The claimant asserts in his claim petition and the testimony clearly reveals that he was at his usual work on December 31, 1963. There was no accident in the usual and layman's understanding of that word. The claimant, therefore, is entitled to compensation only if his injuries were (1) the result of unusual exertion in the performance of a task unusual to his position of employment, or (2) should be found to be the unexpected and unusual pathological result of the performance by the claimant of his usual work in the usual manner. Hence: (1) If the Board, upon rehearing, should find that the claimant's injuries were the result of unusual exertion expended while performing a task not usual to his job, and if such findings should be supported by competent evidence, compensation would follow by the rule of Durga v. Williams, 89 Pa. Superior Ct. 156 (1926), of which Barber v. Fleming-Raugh, Inc., 208 Pa. Superior Ct. 230, 222 A.2d 423 (1966), and Sosna v. Ford Motor Co., 192 Pa. Superior Ct. 456, 161 A.2d 657 (1960), are additional examples. We are constrained to comment, however, that the record as now constituted contains slight, if any, proof that any work performed by the claimant on December 31, 1963 was a deviation
[ 8 Pa. Commw. Page 84]
from his ordinary duties. The pulling or pushing of a lever, the only event referred to by the claimant in reporting his injuries to his employer and physicians, seem to be normal tasks of a stationary engineer. (2) One performing his usual duties in a usual manner may nevertheless be entitled to compensation if he sustains injuries which can be said to be an unusual and unexpected pathological result of such work.
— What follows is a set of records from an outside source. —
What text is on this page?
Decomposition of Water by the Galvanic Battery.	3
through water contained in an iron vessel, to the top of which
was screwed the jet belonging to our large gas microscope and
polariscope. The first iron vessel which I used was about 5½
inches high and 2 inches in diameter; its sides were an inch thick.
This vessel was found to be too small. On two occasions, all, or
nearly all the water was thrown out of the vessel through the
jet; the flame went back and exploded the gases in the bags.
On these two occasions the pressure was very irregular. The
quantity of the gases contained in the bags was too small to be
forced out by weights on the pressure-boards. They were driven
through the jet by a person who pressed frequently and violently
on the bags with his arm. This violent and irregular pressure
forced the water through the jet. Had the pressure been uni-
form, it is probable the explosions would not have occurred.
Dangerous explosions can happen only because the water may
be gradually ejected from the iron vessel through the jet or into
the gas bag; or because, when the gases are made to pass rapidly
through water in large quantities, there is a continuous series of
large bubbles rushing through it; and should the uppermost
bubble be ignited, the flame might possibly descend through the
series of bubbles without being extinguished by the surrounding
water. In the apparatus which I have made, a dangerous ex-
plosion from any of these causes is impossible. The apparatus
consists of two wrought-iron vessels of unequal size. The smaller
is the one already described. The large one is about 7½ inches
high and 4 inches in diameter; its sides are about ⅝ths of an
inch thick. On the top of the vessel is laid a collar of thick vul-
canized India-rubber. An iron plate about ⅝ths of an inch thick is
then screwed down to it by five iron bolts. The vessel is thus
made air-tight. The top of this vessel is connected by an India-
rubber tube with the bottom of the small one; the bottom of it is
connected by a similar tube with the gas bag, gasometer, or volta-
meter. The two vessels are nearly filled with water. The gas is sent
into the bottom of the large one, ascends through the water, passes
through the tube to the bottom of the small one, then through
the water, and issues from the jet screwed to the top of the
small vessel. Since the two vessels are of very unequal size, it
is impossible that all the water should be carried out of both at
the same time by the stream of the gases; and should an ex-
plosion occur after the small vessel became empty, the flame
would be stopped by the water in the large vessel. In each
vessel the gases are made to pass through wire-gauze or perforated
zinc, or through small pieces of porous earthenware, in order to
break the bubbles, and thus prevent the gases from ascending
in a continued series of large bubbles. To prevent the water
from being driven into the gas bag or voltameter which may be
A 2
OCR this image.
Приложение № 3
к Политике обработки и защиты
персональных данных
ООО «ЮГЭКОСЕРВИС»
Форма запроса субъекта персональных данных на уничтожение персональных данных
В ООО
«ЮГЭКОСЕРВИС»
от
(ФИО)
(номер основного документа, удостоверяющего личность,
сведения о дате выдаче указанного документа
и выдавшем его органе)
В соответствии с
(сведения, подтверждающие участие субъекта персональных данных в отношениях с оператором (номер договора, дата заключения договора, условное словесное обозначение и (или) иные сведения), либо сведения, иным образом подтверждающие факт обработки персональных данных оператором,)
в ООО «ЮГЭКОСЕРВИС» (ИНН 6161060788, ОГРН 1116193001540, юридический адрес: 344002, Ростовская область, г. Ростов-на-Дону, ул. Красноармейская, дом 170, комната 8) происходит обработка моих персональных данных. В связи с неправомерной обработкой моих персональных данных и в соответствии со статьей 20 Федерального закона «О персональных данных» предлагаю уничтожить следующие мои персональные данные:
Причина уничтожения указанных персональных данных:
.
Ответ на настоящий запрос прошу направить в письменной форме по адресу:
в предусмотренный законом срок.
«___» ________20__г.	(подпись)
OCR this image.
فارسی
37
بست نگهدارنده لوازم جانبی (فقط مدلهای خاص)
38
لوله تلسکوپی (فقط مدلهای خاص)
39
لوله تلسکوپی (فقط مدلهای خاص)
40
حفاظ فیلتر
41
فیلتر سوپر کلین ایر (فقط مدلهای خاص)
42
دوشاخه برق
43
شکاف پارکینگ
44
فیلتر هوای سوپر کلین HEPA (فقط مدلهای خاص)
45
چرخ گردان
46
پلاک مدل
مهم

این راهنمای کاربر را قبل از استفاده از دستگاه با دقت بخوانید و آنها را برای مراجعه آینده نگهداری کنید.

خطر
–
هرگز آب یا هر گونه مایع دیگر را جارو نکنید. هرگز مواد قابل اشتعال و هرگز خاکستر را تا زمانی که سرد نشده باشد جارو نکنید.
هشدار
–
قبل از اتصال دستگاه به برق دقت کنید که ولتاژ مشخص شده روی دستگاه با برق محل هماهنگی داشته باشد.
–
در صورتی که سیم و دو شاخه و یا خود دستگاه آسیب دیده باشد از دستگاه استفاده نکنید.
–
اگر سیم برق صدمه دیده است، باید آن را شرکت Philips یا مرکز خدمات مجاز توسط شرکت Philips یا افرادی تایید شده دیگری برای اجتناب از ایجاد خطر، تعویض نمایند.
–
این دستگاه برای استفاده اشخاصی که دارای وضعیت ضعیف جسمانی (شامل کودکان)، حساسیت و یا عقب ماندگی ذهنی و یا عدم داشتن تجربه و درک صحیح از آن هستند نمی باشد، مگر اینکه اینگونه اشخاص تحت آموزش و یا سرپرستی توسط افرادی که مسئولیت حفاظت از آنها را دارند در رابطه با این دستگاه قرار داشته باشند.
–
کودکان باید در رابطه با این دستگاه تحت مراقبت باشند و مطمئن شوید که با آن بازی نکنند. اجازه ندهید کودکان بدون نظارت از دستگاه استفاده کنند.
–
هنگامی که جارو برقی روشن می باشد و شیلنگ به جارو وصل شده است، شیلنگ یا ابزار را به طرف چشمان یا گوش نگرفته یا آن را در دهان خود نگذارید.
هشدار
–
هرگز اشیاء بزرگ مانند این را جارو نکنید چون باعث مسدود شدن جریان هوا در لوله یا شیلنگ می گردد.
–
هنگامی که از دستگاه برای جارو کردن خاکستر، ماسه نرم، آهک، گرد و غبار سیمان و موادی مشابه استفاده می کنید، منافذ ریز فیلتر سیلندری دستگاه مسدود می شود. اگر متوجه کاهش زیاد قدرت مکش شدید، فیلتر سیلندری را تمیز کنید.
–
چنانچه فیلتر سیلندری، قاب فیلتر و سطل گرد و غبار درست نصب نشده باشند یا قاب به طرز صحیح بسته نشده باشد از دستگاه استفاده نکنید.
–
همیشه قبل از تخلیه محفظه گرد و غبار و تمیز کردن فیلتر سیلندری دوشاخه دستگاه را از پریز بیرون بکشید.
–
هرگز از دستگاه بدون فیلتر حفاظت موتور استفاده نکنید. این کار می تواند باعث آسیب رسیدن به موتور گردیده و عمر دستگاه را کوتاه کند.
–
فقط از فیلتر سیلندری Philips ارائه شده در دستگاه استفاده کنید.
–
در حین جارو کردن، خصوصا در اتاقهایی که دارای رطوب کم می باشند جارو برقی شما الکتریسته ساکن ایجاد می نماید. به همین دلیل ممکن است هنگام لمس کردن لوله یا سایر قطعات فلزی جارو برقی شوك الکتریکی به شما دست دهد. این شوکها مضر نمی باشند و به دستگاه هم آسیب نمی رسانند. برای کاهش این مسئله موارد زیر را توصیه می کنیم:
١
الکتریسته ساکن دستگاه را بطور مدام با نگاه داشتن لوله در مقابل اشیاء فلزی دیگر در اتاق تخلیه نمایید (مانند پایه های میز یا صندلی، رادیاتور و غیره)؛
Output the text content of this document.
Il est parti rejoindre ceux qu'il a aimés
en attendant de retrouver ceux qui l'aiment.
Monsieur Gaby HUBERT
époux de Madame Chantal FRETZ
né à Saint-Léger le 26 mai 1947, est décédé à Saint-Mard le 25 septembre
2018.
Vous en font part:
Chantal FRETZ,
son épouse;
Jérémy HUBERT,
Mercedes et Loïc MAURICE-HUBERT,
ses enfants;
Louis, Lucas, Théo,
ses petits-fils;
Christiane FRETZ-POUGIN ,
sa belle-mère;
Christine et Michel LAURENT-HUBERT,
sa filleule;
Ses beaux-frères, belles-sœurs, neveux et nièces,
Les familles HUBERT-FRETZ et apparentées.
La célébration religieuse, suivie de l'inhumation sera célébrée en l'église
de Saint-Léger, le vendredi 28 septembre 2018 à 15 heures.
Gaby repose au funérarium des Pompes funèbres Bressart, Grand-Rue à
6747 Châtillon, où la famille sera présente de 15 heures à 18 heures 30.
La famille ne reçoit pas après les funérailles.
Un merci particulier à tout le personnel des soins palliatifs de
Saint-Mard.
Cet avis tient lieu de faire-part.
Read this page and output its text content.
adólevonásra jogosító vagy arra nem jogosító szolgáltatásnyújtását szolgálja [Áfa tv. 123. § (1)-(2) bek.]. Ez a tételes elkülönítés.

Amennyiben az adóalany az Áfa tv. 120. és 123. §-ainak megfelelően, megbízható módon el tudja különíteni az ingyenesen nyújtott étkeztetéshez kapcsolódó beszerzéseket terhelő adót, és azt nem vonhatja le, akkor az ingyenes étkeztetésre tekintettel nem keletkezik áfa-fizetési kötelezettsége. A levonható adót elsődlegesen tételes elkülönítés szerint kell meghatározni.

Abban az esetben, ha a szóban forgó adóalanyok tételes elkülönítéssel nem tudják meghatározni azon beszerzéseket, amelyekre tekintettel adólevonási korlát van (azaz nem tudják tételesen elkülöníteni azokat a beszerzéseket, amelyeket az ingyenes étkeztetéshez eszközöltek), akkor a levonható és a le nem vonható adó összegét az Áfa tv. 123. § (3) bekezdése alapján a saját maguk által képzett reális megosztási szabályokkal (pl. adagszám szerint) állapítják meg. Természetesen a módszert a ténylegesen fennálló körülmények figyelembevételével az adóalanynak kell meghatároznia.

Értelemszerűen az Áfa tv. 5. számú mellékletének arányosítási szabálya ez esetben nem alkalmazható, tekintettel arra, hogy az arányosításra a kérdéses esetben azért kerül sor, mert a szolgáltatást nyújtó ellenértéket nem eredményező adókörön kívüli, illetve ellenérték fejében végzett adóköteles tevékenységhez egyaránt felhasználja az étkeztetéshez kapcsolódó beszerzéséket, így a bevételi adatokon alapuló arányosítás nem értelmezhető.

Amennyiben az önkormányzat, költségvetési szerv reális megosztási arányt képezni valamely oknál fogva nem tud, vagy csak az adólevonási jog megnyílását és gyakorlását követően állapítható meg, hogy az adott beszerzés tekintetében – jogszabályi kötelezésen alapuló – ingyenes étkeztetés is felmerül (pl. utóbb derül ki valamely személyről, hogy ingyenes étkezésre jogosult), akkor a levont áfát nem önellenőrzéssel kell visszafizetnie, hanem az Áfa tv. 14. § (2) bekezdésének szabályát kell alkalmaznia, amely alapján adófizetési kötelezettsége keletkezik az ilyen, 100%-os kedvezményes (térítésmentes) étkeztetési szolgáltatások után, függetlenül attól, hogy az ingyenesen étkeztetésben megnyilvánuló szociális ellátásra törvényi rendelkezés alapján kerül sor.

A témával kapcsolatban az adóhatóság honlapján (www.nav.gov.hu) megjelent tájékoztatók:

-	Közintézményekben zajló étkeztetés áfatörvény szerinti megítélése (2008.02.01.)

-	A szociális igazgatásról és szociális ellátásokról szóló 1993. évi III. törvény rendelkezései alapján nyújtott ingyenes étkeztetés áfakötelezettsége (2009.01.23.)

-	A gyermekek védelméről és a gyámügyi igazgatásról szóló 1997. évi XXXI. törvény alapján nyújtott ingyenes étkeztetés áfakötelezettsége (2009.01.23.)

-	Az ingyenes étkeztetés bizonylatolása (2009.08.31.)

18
Perhaps the classic case applying this doctrine is Wance v. Gettig Engineering & Mfg. Co., Inc., 204 Pa. Superior Ct. 297, 204 A.2d 492 (1964), where a claimant who suffered a torn knee ligament while engaged in her normal work of pedaling a sewing machine was awarded benefits. Essential to an award in this class of case is, however, a finding that the claimant was a normal healthy workman before the event. Findon v. Nick Chevrolet, 204 Pa. Superior Ct. 99, 203 A.2d 238 (1964); Scannella v. Salerno Importing Co., 2 Pa. Commonwealth Ct. 11, 275 A.2d 907 (1971). Therefore, the Board must consider whether the claimant's previous back injury was disqualifying. The matter of corroboration would apply here, for one claiming injury without accident in the lay sense while doing his usual work in the usual manner must produce more than his statement of the events and expert opinion based on that statement.
We affirm rather than quash the appeal from the court's order of remand because we believe that the court's opinion and order taken together amounted to direction of the award of benefits to the claimant. Strickland v. Baugh & Sons Company, 139 Pa. Superior Ct. 273, 11 A.2d 547 (1939); Messikomer v. Baldwin Locomotive Works, 178 Pa. Superior Ct. 537, 115 A.2d 853 (1955); Barber v. Fleming-Raugh, Inc., supra. Because, however, the case went off on the matter of corroboration, mistakenly believed to be supplied by prior consonant statements, and because no findings have been made pertaining to the issues of unusual
[ 8 Pa. Commw. Page 85]
exertion or unexpected pathological result, the order of remand was the proper result in the court below and should be affirmed.
In addition to the numerous appeals taken below, the claimant has filed in this court not only a motion to quash the appeal from the order of the court below but a motion to dismiss the appeal from the order of the Board. The motion to quash is dismissed for the reasons above set forth, and the motion to dismiss, which assumes the propriety of the Board's order which we have found lacking in authority, is denied.
The order of the Court of Common Pleas of Philadelphia County to No. 245 C.D. 1972 is affirmed. On remand, the Board shall proceed in accordance with this opinion.
The appeal of the defendant from the decision of the Workmen's Compensation Board to No. 568 C.D. 1972 is sustained and the Board's order is set aside.
Remand order of Court of Common Pleas of Philadelphia County affirmed. Reaffirmation order of Workmen's Compensation Appeal Board set aside.